14 Giugno 2021
La Maremma non è una sola. È un mosaico di paesaggi: il mare e le pianure sotto costa, i colli verdeggianti di vigneti, le superfici boschive a perdita d’occhio, i borghi solitari e sospesi nel tempo, il Monte Argentario e l’Appennino.
C’è l’Alta Maremma, antica dominazione pisana, che da
Livorno scende fino a Piombino affacciandosi sull’Isola d’Elba. C’è la Maremma
Laziale, a meridione, delimitata dai Monti della Tolfa, che la dividono
dall’Agro Pontino.
E poi c’è il cuore della Maremma, quella grossetana,
chiamata anche Maremma toscana, chiusa tra il golfo di Follonica e il
Chiarone, torrente che segna il confine con il Lazio. È in questa parte di
Maremma che sorgono le colline di Scansano, celebri in tutto il mondo
per il loro Morellino, robusto vino rosso che deve il suo onomastico ai cavalli
«morelli», infaticabili destrieri dal manto scuro che (almeno così vuole la
tradizione) venivano utilizzati nel Medioevo per trainare i nobili della zona.

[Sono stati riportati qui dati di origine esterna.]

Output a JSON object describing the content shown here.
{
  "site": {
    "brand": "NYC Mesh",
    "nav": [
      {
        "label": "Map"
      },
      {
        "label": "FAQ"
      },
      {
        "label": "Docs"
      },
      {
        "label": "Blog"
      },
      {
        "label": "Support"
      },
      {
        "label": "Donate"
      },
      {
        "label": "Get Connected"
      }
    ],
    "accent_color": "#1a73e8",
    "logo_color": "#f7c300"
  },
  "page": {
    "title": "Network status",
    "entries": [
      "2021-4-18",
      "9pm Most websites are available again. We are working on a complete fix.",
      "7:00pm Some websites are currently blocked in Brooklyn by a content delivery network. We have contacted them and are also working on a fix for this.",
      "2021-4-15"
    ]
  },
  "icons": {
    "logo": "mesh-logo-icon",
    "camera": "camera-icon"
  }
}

Le colline di Scansano hanno una storia che risale il nastro
del tempo fino al V secolo avanti Cristo. Terre di Etruschi dediti alla
viticoltura, come dimostrano i reperti archeologici. Terre di «vini eccelsi»,
come verranno chiamati nel Medioevo. E, infine, terre riportate all’attenzione
del mondo a partire dal dopoguerra, dopo secoli di povertà e abbandono. Merito
di alcuni viticoltori pionieri che, in un territorio considerato periferico, si
diedero anima e corpo a recuperare la millenaria vocazione dei luoghi,
dimostrando che le vigne di Scansano avevano ancora molto da dire.
FATTORIA LE PUPILLE
Tra le avventure più significative della Maremma, Fattorie
Le Pupille merita una menzione speciale. Fu Alfredo Gentili, detto «Fredi», a
fondare l’azienda a Pereta, negli anni ’60, ereditando da parte materna «Le
Vecchie Pupille»: così erano chiamati i due casolari che dominavano la zona.

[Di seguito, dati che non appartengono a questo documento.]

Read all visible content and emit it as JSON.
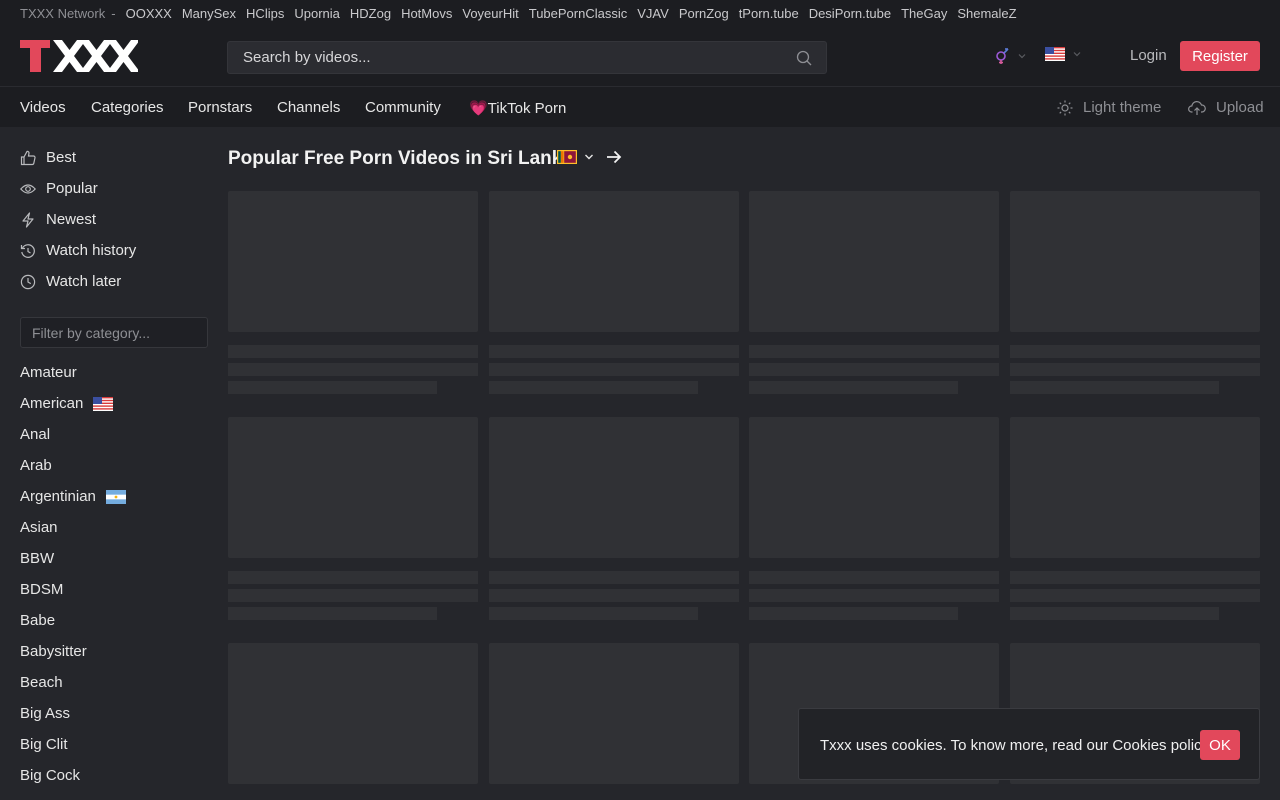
{
  "network": {
    "title": "TXXX Network",
    "separator": "-",
    "sites": [
      "OOXXX",
      "ManySex",
      "HClips",
      "Upornia",
      "HDZog",
      "HotMovs",
      "VoyeurHit",
      "TubePornClassic",
      "VJAV",
      "PornZog",
      "tPorn.tube",
      "DesiPorn.tube",
      "TheGay",
      "ShemaleZ"
    ]
  },
  "header": {
    "logo_text": "TXXX",
    "search_placeholder": "Search by videos...",
    "login_label": "Login",
    "register_label": "Register"
  },
  "nav": {
    "items": [
      "Videos",
      "Categories",
      "Pornstars",
      "Channels",
      "Community",
      "💗TikTok Porn"
    ],
    "light_theme_label": "Light theme",
    "upload_label": "Upload"
  },
  "sidebar": {
    "links": [
      {
        "label": "Best",
        "icon": "thumbs-up-icon"
      },
      {
        "label": "Popular",
        "icon": "eye-icon"
      },
      {
        "label": "Newest",
        "icon": "lightning-icon"
      },
      {
        "label": "Watch history",
        "icon": "history-icon"
      },
      {
        "label": "Watch later",
        "icon": "clock-icon"
      }
    ],
    "filter_placeholder": "Filter by category...",
    "categories": [
      "Amateur",
      "American",
      "Anal",
      "Arab",
      "Argentinian",
      "Asian",
      "BBW",
      "BDSM",
      "Babe",
      "Babysitter",
      "Beach",
      "Big Ass",
      "Big Clit",
      "Big Cock"
    ]
  },
  "main": {
    "title": "Popular Free Porn Videos in Sri Lanka"
  },
  "cookie": {
    "message": "Txxx uses cookies. To know more, read our Cookies policy.",
    "ok_label": "OK"
  },
  "colors": {
    "accent": "#e2485b",
    "background": "#1c1d21",
    "panel": "#25262b",
    "placeholder": "#303135"
  }
}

Tra campi di grano, pascoli e uliveti, Alfredo curava personalmente due ettari
di filari, i cui vini, stagione dopo stagione, crescevano in notorietà proprio
negli anni in cui il Morellino di Scansano (la denominazione è del 1978)
muoveva i primi passi.
Nel 1985, Le Pupille passarono a Elisabetta Geppetti, nuora
di Alfredo, che lasciò gli studi in lettere per dedicarsi al vino. Una sfida
«totalizzante», come racconta, perché condotta in un’area vitivinicola ancora
tutta da “scoprire”. Elisabetta specializzò l’azienda sulla produzione
vitivinicola seguendo una strada molto personale, improntata sugli esperimenti
del suocero e i consigli, tra gli altri, di Giacomo Tachis, Riccardo Cotarella e Christian Le Sommer. Il sangiovese, vitigno tradizionale toscano, veniva utilizzato in
blend con varietà come Cabernet Sauvignon, Cabernet Franc, Merlot, Petit Verdot
e Syrah, vitigni bordolesi che sulle colline di Scansano avevano trovato una
particolare vocazione. Ma le varietà bordolesi potevano essere utilizzate anche
senza sangiovese, per produrre vini dal carattere così definito e opulento che,
pur rompendo con la tradizione, ne davano inizio ad un'altra.
SAFFREDI, IL PRIMO SUPERTUSCAN

È il caso di Saffredi, etichetta
icona di Fattoria Le Pupille, forse il vino che più di ogni altro ha portato la
Maremma toscana all’attenzione del mondo. Saffredi è un blend di Cabernet
Sauvignon, Merlot e Petit Verdot cresciuti sulle arenarie dell’omonimo vigneto
di Pereta, amorevolmente dedicato da Elisabetta Geppetti ad Alfredo Gentili.
Solo varietà internazionali, niente sangiovese. Un’eresia? Forse per l’Italia.
Ma quando esce sul mercato, nel 1987, Saffredi stupisce il resto mondo. Assieme
a un pugno di altre etichette (Sassicaia e Tignanello, per citare le più
famose) Saffredi apre letteralmente la via dei «Super Tuscan», il cui battesimo
è attribuito a Robert Parker in persona. «Tuscan» perché vini nativamente
toscani; «Super» per il loro carattere austero: gusto pieno, incredibile
longevità, struttura imponente.
Ad oltre 30 anni dalla prima
vendemmia Saffredi continua ad essere il simbolo di una innovazione che è
diventata tradizione: un’intuizione “privatissima” che si è trasformata in
ispirazione “collettiva”, oggi alla base della stessa viticoltura toscana.